When North Korea Falls . . . - Fareed Zakaria in The Washington Post [link]

  • Most of Washington's attention has been devoted to the Pyongyang regime's small nuclear arsenal. But perhaps a more likely scenario, and possibly one that would be even more disruptive, is a meltdown of the regime.
  • North Korea is showing many signs of instability. It has had a bad year economically with a disastrous revaluation of its currency. Food shortages and famine are still part of the landscape.

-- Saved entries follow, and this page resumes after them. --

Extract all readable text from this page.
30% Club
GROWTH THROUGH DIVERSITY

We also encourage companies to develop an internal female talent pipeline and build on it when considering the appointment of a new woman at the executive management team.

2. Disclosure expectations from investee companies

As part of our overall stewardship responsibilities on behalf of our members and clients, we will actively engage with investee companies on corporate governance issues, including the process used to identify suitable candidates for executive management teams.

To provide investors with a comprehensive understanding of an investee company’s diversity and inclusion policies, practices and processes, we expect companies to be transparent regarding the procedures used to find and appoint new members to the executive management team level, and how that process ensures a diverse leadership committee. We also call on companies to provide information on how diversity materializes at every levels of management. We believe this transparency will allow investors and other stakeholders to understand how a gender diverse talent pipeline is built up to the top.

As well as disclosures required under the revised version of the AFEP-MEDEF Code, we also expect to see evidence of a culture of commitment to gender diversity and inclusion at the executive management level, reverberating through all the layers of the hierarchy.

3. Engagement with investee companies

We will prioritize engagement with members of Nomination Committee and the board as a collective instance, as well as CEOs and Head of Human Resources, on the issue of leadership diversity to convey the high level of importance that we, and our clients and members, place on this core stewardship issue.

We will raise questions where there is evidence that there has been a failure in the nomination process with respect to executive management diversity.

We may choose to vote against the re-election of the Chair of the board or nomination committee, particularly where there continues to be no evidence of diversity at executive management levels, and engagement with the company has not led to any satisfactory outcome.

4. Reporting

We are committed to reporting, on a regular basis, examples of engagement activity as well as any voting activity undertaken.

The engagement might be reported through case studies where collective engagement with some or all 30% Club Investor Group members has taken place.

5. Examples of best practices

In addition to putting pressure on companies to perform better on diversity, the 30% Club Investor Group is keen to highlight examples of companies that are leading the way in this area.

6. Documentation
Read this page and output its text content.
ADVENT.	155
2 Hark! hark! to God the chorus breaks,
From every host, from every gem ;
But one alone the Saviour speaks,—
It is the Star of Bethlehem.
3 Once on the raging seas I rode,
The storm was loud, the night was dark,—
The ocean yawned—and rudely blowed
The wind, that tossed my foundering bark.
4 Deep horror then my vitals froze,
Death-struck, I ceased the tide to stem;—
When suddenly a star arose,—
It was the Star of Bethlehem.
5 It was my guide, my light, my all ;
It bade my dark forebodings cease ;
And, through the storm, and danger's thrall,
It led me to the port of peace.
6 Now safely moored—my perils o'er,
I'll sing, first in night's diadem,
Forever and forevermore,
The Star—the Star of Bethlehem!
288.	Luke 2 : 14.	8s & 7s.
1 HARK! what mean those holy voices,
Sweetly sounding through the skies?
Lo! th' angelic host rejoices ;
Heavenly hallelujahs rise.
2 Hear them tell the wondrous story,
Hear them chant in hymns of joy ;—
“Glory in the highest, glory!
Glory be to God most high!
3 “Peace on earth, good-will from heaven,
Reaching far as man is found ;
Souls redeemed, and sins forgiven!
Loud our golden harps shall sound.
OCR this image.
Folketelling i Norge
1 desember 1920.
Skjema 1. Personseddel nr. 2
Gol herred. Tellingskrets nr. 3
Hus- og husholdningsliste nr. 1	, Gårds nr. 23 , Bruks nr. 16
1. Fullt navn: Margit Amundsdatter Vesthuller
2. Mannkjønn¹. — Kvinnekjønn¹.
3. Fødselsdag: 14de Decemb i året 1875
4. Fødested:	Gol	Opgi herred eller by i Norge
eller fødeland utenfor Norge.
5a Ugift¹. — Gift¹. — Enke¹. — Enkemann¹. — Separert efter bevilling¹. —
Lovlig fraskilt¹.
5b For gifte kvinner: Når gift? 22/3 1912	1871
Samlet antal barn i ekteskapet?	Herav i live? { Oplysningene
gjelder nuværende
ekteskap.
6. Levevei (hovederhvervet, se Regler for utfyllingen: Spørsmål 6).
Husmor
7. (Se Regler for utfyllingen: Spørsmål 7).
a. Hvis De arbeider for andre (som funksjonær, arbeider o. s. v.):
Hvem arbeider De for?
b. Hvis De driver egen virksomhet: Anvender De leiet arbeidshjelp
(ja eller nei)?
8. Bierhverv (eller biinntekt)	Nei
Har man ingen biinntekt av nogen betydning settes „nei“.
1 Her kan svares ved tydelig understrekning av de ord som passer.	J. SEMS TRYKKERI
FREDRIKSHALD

Internal political tensions, perhaps relating to the succession, produced external belligerence, most dramatically with the sinking of the South Korean navy ship, the Cheonan, last March. Perhaps most telling, North Koreans are beginning to learn more and more about the outside world.
  • There are big issues at stake. Does a unified Korea retain its close alliance with the United States? Does it keep the North's nuclear arsenal? Do American troops stay in the country? If the answer to all three questions is "yes," then a unified Korea will be an American ally, with American troops, and nuclear weapons -- sitting on China's border. How is Beijing likely to react to that? Would it move troops in to shore up the regime? What would South Korean and American forces do then?
  • Washington has been mostly preoccupied with North Korean nukes. But to solve that problem, it will need to discuss with China the rules of the road when Pyongyang falls.

MoD's Own Experts Reveal Nuclear Arms Safety Flaws - Rob Edwards in The Guardian [link]

  • Dozens of potentially disastrous flaws in the safety regime for nuclear weapons have been exposed by secret Ministry of Defence reports seen by the Observer.
  • Safety procedures at the bomb factory at Aldermaston in Berkshire have been "poor", nuclear weapons convoys have suffered from "crew fatigue" and safety regulations have been ignored by nuclear submarine commanders, according to the MoD's internal safety watchdogs.
  • A new US-made "arming, fusing and firing" system being fitted on to warheads worried the MoD's nuclear weapon regulator, Andy Moore.
  • The prolonged battle to force the MoD to release the reports was backed by Fred Dawson, who worked for the MoD for 31 years and was head of its radiation protection policy team before he retired in 2009. "People may conclude that the culture of secrecy is due in part for the presentational need to hide poor safety and environmental performance," he said.

Nuclear Pact with U.S. at Risk: Russian Lawmaker - Christian Lowe in Reuters [link]

  • A nuclear arms treaty between Russia and the United States could collapse unless Washington ratifies it before next month's elections change the Senate's composition, a senior Russian lawmaker said.
  • The Kremlin ally said he remained hopeful that the Senate could ratify the treaty in the so-called lame duck session, when it re-convenes after the Nov. 2 congressional elections but before newly elected senators take up their seats.
  • "If for whatever reason -- political, technical -- that does not happen ... then I think the agreement will have problems from the point of view of ratification, very big problems," Kosachyov told Reuters in an interview late on Saturday.
  • "For now I am disappointed with how all this is going but I am optimistic because there are very good chances that it will be ratified in the lame duck session," Kosachyov said on the sidelines of the World Policy Conference in Morocco.
  • But he said: "If it (the treaty) collapses just because of internal political considerations of the United States, that would be very bad."